Somehow, Miller gets criticized for misogyny on the grounds of everything that makes Abigail a good villain: power and cruelty. It is frequently argued that the women with power in novels are always the villains, so their authors must be afraid of women with power. This statement raises a few questions: Should female villains no longer be powerful? Should women no longer be cast as villains at all? If this is the subconscious proposition, we have a very problematic culture on our hands.

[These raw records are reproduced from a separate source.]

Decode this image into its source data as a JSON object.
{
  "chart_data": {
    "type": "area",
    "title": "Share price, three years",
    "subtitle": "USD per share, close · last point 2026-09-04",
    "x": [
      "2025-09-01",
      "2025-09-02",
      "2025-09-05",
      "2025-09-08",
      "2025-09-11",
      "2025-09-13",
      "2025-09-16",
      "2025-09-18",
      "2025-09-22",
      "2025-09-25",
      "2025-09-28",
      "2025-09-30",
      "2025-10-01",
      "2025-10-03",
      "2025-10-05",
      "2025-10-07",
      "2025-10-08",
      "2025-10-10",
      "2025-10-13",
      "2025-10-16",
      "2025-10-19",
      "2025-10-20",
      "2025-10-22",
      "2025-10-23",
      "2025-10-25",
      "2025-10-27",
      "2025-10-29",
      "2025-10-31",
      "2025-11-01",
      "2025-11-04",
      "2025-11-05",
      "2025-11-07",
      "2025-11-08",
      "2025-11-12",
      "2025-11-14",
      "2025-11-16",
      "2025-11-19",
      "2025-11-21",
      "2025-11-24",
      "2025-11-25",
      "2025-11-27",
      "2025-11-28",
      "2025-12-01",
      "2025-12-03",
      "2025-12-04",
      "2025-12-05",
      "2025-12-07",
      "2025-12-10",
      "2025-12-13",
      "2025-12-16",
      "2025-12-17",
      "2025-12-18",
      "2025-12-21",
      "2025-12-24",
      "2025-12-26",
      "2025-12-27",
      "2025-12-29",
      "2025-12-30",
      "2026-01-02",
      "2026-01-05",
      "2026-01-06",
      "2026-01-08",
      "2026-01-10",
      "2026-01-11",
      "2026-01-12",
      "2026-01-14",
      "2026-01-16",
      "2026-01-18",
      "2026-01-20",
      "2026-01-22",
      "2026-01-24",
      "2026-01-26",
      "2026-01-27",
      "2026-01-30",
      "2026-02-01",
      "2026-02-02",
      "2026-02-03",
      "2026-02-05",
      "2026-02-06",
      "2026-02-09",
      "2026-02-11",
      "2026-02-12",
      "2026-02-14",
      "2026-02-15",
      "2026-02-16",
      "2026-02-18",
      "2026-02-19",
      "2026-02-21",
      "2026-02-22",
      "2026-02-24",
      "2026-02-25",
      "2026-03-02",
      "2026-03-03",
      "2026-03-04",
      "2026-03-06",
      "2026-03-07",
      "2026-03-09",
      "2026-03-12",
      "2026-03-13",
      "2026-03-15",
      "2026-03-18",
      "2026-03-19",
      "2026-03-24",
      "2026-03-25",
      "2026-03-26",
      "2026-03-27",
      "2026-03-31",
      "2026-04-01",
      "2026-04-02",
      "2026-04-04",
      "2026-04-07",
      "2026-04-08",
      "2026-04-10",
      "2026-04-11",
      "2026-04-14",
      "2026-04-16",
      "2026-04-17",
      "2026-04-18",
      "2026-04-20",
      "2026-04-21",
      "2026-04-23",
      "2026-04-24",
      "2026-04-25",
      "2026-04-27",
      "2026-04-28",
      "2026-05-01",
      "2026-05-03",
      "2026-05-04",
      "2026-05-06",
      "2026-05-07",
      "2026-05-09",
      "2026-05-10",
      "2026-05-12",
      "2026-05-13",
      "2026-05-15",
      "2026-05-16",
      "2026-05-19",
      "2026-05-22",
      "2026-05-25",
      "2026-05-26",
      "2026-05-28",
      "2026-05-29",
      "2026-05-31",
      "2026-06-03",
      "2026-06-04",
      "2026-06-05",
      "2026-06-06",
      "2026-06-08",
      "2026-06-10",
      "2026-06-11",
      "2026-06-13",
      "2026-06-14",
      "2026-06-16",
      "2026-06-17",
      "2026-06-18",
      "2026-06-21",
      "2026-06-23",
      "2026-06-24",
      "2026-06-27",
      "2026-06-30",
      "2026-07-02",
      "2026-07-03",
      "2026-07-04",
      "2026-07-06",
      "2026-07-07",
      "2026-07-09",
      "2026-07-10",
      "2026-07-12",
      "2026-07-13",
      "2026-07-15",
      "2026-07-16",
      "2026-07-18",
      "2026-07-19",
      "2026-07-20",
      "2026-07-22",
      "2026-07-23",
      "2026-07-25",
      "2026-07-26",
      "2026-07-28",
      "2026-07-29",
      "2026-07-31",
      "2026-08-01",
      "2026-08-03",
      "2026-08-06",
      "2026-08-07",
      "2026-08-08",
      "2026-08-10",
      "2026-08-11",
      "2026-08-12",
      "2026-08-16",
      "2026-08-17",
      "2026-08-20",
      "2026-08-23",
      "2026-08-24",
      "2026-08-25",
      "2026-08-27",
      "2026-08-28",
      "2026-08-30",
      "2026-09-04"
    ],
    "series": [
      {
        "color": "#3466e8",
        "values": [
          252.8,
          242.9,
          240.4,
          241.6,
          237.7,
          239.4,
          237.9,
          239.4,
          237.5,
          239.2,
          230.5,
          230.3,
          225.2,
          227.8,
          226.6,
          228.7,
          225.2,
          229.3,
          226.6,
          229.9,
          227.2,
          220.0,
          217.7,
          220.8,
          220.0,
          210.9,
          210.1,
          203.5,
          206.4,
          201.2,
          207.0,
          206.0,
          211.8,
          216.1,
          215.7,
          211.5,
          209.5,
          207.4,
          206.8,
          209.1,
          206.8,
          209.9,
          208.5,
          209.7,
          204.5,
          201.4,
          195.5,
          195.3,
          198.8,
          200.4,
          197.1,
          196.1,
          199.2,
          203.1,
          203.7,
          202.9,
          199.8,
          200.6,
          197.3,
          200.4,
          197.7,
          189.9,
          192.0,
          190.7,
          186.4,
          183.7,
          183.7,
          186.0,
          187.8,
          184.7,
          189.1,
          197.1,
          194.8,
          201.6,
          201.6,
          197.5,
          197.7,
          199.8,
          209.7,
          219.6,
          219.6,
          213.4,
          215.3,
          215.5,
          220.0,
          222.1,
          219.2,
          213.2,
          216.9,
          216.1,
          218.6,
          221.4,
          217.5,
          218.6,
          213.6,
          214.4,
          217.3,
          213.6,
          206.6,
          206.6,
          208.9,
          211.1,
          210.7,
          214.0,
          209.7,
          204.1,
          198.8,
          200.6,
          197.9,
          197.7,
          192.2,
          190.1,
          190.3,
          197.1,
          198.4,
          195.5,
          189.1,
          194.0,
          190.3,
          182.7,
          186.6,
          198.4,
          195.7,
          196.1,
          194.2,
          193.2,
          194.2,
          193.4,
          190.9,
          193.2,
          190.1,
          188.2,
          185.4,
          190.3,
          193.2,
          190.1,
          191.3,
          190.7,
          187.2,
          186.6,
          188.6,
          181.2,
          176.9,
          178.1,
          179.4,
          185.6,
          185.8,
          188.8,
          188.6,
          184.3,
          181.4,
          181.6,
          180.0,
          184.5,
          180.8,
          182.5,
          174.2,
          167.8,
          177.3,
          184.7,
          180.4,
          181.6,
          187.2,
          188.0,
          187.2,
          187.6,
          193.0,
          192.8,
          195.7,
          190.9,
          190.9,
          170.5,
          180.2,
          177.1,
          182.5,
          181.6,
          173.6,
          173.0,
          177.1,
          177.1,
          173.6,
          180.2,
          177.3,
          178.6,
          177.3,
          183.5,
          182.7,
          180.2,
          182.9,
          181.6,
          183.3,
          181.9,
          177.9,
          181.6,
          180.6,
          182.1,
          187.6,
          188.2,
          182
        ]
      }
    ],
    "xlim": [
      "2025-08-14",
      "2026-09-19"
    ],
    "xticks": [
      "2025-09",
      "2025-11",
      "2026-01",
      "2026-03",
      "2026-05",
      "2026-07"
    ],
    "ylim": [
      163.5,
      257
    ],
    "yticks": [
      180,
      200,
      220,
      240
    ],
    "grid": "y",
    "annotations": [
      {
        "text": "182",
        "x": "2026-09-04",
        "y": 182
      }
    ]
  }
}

Villains are important because they are an avenue for the readers to interact with what are called their shadows: the dark side of their personalities. The appeal of villains comes from how they refuse to be pushed around, which many people admire, especially if they themselves are pushed around frequently. Resentment at their own circumstances manifests in people’s psychological shadows, and too much suppression of the shadow can lead to outright malevolence. The villains are a place for the reader to mentally map one’s shadow onto. The reader assimilates the qualities of the villain that are more disagreeable and assertive without also assimilating the villain’s evil behaviors. In other words, a villain helps you properly integrate your shadow and separate assertiveness from evil as you analyze what went wrong in the villain’s character. Stripping this opportunity from women on the grounds of female villains being supposedly sexist is very problematic—let our society beware of that mistake.
Lucie Manette and Abigail Williams have been shamefully mistreated by the modern literary community, which increasingly seeks to set moral boundaries on authors. The space for acceptable female characters is constantly narrowing, which not only stifles creativity, but also alienates women who happen to identify with the female characters now deemed to be nothing more than a mental projection of a chauvinist author. There is also another problem: this approach is downright lazy. It is easy to take existing ideologies and copy-paste them into literary critiques. Modern feminist rhetotic is oftentimes a premade lens with which to judge a story, and that leaves no room for one’s original thoughts. Literature is not meant to fit a moral standard: literature is an expression of ideas, the unique flow of a story when completely unhampered by any thought restrictions.
When we read, we are not meant to bend the story to our desires, but to let our imaginations be bent by the author. When we close the book, we don’t have to agree with the author’s moral conclusion, but we are not meant to critique the book based on morality: we critique the book by its literary merit. In my opinion, ideologically-based moral opinion has a limited space in literature—and exaggerated feminist rhetoric has overstayed its welcome.